Focal adhesions are specialized junctions between a cell and extracellular matrix molecules. Each junction represents an attachment site of a stress fiber, which is composed of bundled actin filaments with anchorage proteins positioned at the terminating end. Focal adhesions predominantly form along the leading margin of a migrating cell and act as anchorage points as the cell passes over them. When the cell advances and previously formed adhesions become distal from the leading edge, the junctions are usually released and the material located at the site of adhesion is retracted into the cell.
Early during this digital video, however, a PL 1 Ut cell locomoting across the top of the field of view appears to lose many small segments of cytoplasm.
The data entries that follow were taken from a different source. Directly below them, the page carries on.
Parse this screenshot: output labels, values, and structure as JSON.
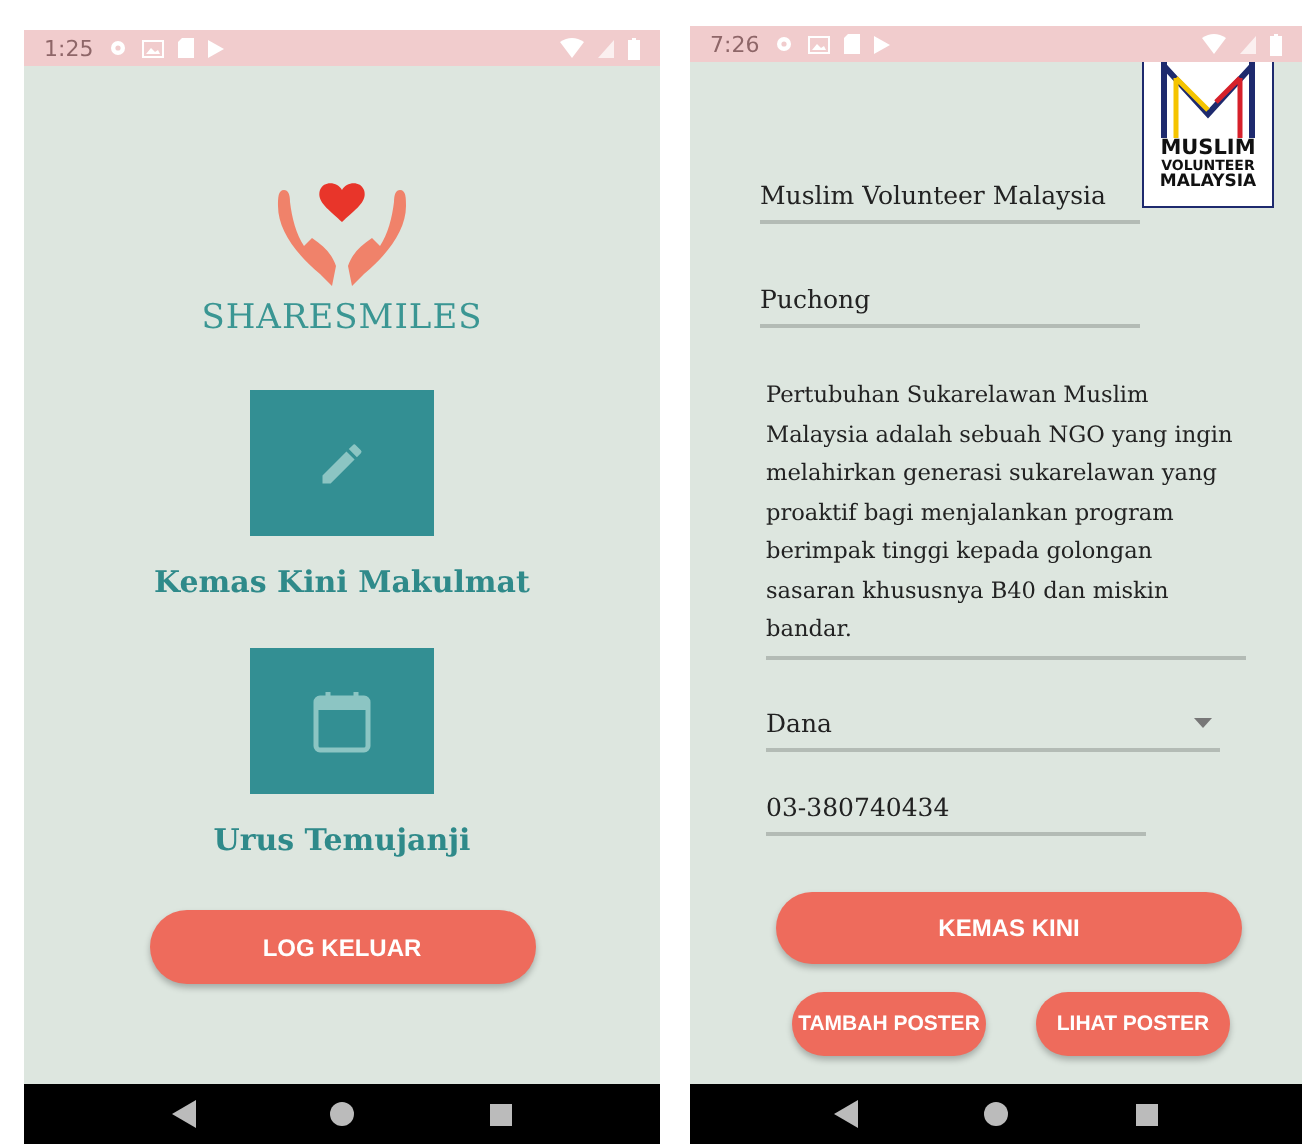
{
  "home_screen": {
    "status_bar": {
      "time": "1:25"
    },
    "app_title": "SHARESMILES",
    "menu": [
      {
        "kind": "edit",
        "label": "Kemas Kini Makulmat"
      },
      {
        "kind": "calendar",
        "label": "Urus Temujanji"
      }
    ],
    "logout_button": "LOG KELUAR"
  },
  "profile_screen": {
    "status_bar": {
      "time": "7:26"
    },
    "logo_lines": [
      "MUSLIM",
      "VOLUNTEER",
      "MALAYSIA"
    ],
    "fields": [
      {
        "kind": "text",
        "value": "Muslim Volunteer Malaysia"
      },
      {
        "kind": "text",
        "value": "Puchong"
      },
      {
        "kind": "multiline",
        "value": "Pertubuhan Sukarelawan Muslim Malaysia adalah sebuah NGO yang ingin melahirkan generasi sukarelawan yang proaktif bagi menjalankan program berimpak tinggi kepada golongan sasaran khususnya B40 dan miskin bandar."
      },
      {
        "kind": "dropdown",
        "value": "Dana"
      },
      {
        "kind": "phone",
        "value": "03-380740434"
      }
    ],
    "update_button": "KEMAS KINI",
    "poster_buttons": [
      "TAMBAH POSTER",
      "LIHAT POSTER"
    ]
  }
}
The cell fragments are produced when focal adhesions between the fibroblast and the substratum are not properly released, forcing the cell to take the draconian measure of severing pieces of its own cytoplasmic material in order to continue unhindered along its path. When the lamellipodia of other migrating cells pass over the material, they sweep up the fragments and incorporate them into their own cellular contents.
Along the leading edge of each freely migrating raccoon fibroblast, prominent ruffling occurs as lamellipodia are repeatedly drawn up from the culture medium and move toward the rear of the cell, eventually collapsing like waves breaking on a shore. The continual activity of the surface protrusions can produce a flickering sensation during the high speed playback of time-lapse sequences. Ruffling can occur in several locations simultaneously along the periphery of a cell, but ceases in areas of overlap between neighboring cells.